Brasil não sabe a causa de 17 mil mortes violentas registradas em 2019
Nova edição do Atlas da Violência, do Ipea, mostra aumento das mortes violentas por causa indeterminada e aponta para subnotificação de homicídios
Por: Mariana Lima
De acordo com o Atlas da Violência, produzido pelo Instituto de Pesquisa Econômica Aplicada (Ipea), o Brasil não sabe a causa de 17 mil mortes violentas que ocorreram em 2019.
Essas ocorrências podem ter sido provocadas por agressões, assassinatos, acidentes ou suicídios, mas entram nas estatísticas como indefinidas e provavelmente puxam os registros do país para baixo.
O estudo calculou que os óbitos classificados como “morte violenta por causa indeterminada” (MVCI) tiveram um salto de 12.310 para 16.648 entre os anos de 2018 e 2019, um aumento de 35%.
Problemas nas notificações
Esse crescimento vai na contramão dos homicídios, que caíram 21% no mesmo período, indo de 57.956 em 2018 para 45.503 em 2019. O número oficial de assassinatos em 2019, aliás, é o menor desde 1995, início da série histórica.
Considerando o aumento as mortes por causa indeterminada, é possível que o número real de homicídios não tenha caído como os dados oficiais indicam.
Segundo o levantamento, a qualidade dessas informações vinha melhorando há mais de 15 anos, mas sofreu uma piora significativa em 2018 e 2019. Com isso, a parcela de óbitos sem definição sobre o total de mortes por causas externas dobrou de 6% para 12% em dois anos, pior patamar desde 1979.
Os pesquisadores argumentam que a piora vem ocorrendo pela falta de revisão adequada dos estados e do governo federal. Todo ano, um trabalho intenso é feito junto às unidades da federação para qualificar os dados, tentando saber junto às polícias e famílias quais as circunstâncias das mortes.
Seis estados têm apresentado falhas mais gritantes: São Paulo, Rio de Janeiro (em ambos, as taxas de mortes indefinidas chegam a superar os homicídios), Ceará, Bahia, Minas Gerais e Pernambuco.
Queda nas mortes violentas
A diminuição das mortes violentas no Brasil a longo prazo é creditada por pesquisadores ao envelhecimento populacional, uma vez que a maioria das vítimas é jovem, a uma série de políticas públicas de segurança em alguns estados e ao Estatuto do Desarmamento, a partir de 2003.

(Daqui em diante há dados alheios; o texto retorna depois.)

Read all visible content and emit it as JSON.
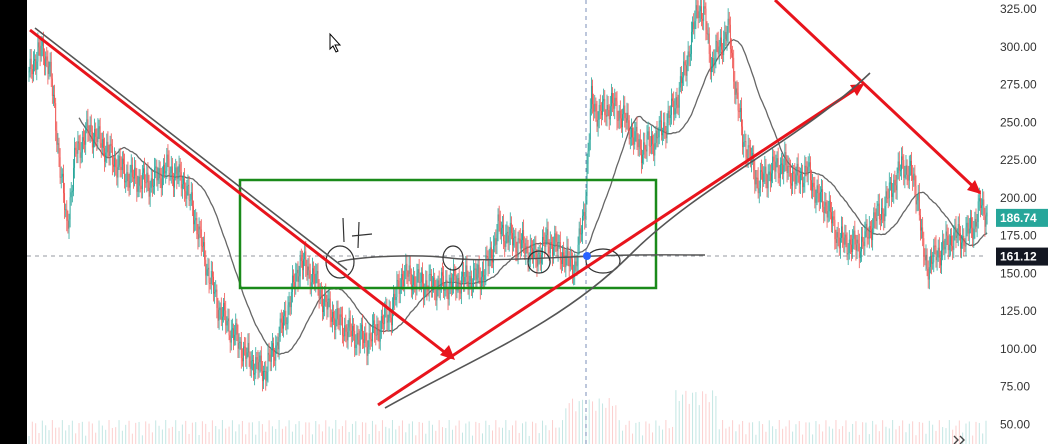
{
  "chart_data": {
    "type": "candlestick",
    "title": "",
    "xlabel": "",
    "ylabel": "",
    "ylim": [
      40,
      335
    ],
    "y_ticks": [
      325,
      300,
      275,
      250,
      225,
      200,
      175,
      150,
      125,
      100,
      75,
      50
    ],
    "y_tick_labels": [
      "325.00",
      "300.00",
      "275.00",
      "250.00",
      "225.00",
      "200.00",
      "175.00",
      "150.00",
      "125.00",
      "100.00",
      "75.00",
      "50.00"
    ],
    "price_labels": [
      {
        "text": "186.74",
        "value": 186.74,
        "color": "#26a69a"
      },
      {
        "text": "161.12",
        "value": 161.12,
        "color": "#131722"
      }
    ],
    "crosshair_price": 161.12,
    "colors": {
      "up": "#26a69a",
      "down": "#ef5350",
      "annotation": "#e8141c",
      "box": "#1a8a1a",
      "ma": "#666666"
    },
    "price_keypoints": [
      [
        0,
        280
      ],
      [
        8,
        298
      ],
      [
        18,
        290
      ],
      [
        26,
        235
      ],
      [
        34,
        180
      ],
      [
        42,
        230
      ],
      [
        54,
        245
      ],
      [
        64,
        238
      ],
      [
        76,
        225
      ],
      [
        88,
        215
      ],
      [
        98,
        212
      ],
      [
        110,
        210
      ],
      [
        124,
        220
      ],
      [
        140,
        210
      ],
      [
        150,
        185
      ],
      [
        158,
        160
      ],
      [
        170,
        128
      ],
      [
        182,
        112
      ],
      [
        196,
        95
      ],
      [
        206,
        88
      ],
      [
        212,
        85
      ],
      [
        222,
        102
      ],
      [
        232,
        125
      ],
      [
        244,
        158
      ],
      [
        256,
        148
      ],
      [
        266,
        130
      ],
      [
        278,
        118
      ],
      [
        290,
        110
      ],
      [
        304,
        105
      ],
      [
        312,
        112
      ],
      [
        326,
        125
      ],
      [
        336,
        150
      ],
      [
        346,
        146
      ],
      [
        360,
        142
      ],
      [
        376,
        142
      ],
      [
        392,
        146
      ],
      [
        406,
        148
      ],
      [
        414,
        158
      ],
      [
        422,
        180
      ],
      [
        434,
        173
      ],
      [
        446,
        168
      ],
      [
        456,
        160
      ],
      [
        466,
        172
      ],
      [
        478,
        165
      ],
      [
        484,
        158
      ],
      [
        492,
        155
      ],
      [
        500,
        195
      ],
      [
        506,
        265
      ],
      [
        512,
        255
      ],
      [
        524,
        262
      ],
      [
        538,
        250
      ],
      [
        550,
        232
      ],
      [
        562,
        238
      ],
      [
        574,
        250
      ],
      [
        584,
        268
      ],
      [
        590,
        285
      ],
      [
        596,
        305
      ],
      [
        602,
        328
      ],
      [
        608,
        318
      ],
      [
        614,
        288
      ],
      [
        622,
        302
      ],
      [
        630,
        310
      ],
      [
        636,
        270
      ],
      [
        642,
        240
      ],
      [
        648,
        228
      ],
      [
        656,
        210
      ],
      [
        664,
        215
      ],
      [
        674,
        222
      ],
      [
        682,
        220
      ],
      [
        690,
        212
      ],
      [
        700,
        218
      ],
      [
        710,
        200
      ],
      [
        718,
        195
      ],
      [
        724,
        180
      ],
      [
        730,
        172
      ],
      [
        738,
        170
      ],
      [
        744,
        168
      ],
      [
        752,
        172
      ],
      [
        760,
        185
      ],
      [
        768,
        192
      ],
      [
        778,
        210
      ],
      [
        786,
        222
      ],
      [
        794,
        215
      ],
      [
        800,
        200
      ],
      [
        804,
        165
      ],
      [
        808,
        155
      ],
      [
        816,
        162
      ],
      [
        824,
        168
      ],
      [
        832,
        175
      ],
      [
        840,
        173
      ],
      [
        850,
        182
      ],
      [
        856,
        195
      ],
      [
        862,
        188
      ]
    ]
  }
}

A curto prazo, envolve também uma espécie de armistício entre facções criminosas que travaram uma guerra pelo tráfico internacional de drogas em 2016 e 2017, causando na época uma explosão de homicídios no Norte e Nordeste, seguida de uma queda acentuada.
Neste edição, o Atlas faz um alerta para a alta recente dos óbitos. Entre as causas, cita o recrudescimento da violência no campo, o aumento das mortes por policiais sem mecanismos de controle efetivos e a ampliação do acesso a armas de fogo pelo governo do presidente Jair Bolsonaro (sem partido).
O recorte racial
De acordo com o levantamento, a redução da violência letal na última década se concentrou mais entre a população não negra do que entre a negra. No primeiro grupo, a taxa por 100 mil habitantes caiu 30% entre 2009 e 2019, já no segundo a diminuição foi de apenas 15%. Neste cenário, negros são 76% das vítimas e têm 2,6 mais chances de serem mortos.
Outro dado que fortalece a percepção de que a desigualdade racial aumentou é que, em 2009, a taxa de mortalidade de mulheres pretas ou pardas era 49% maior que a de mulheres brancas, indígenas ou amarelas. Onze anos depois, passou a ser 66% superior.
O perfil das vítimas continua sendo jovem, apesar dessa porcentagem estar caindo a cada ano. Dos mais de 600 mil homicídios acumulados de 2009 até 2019, 53% das vítimas tinham entre 15 e 29 anos.
O Atlas traz ainda dados sobre as violências contra a população LGBTQIA+, dando destaque para a falta de informações sobre este grupo. As denúncias ao Disque 100, serviço do governo federal, sofreram uma redução brusca no último ano da análise.
Desde 2015, o número de ligações se mantinha entre 1.600 e 2.000 anuais. Em 2019, caiu à metade, para 833. Por outro lado, os números do Sistema de Informação de Agravos de Notificação (Sinan) não indicaram uma queda desse tipo de notificação no sistema de saúde.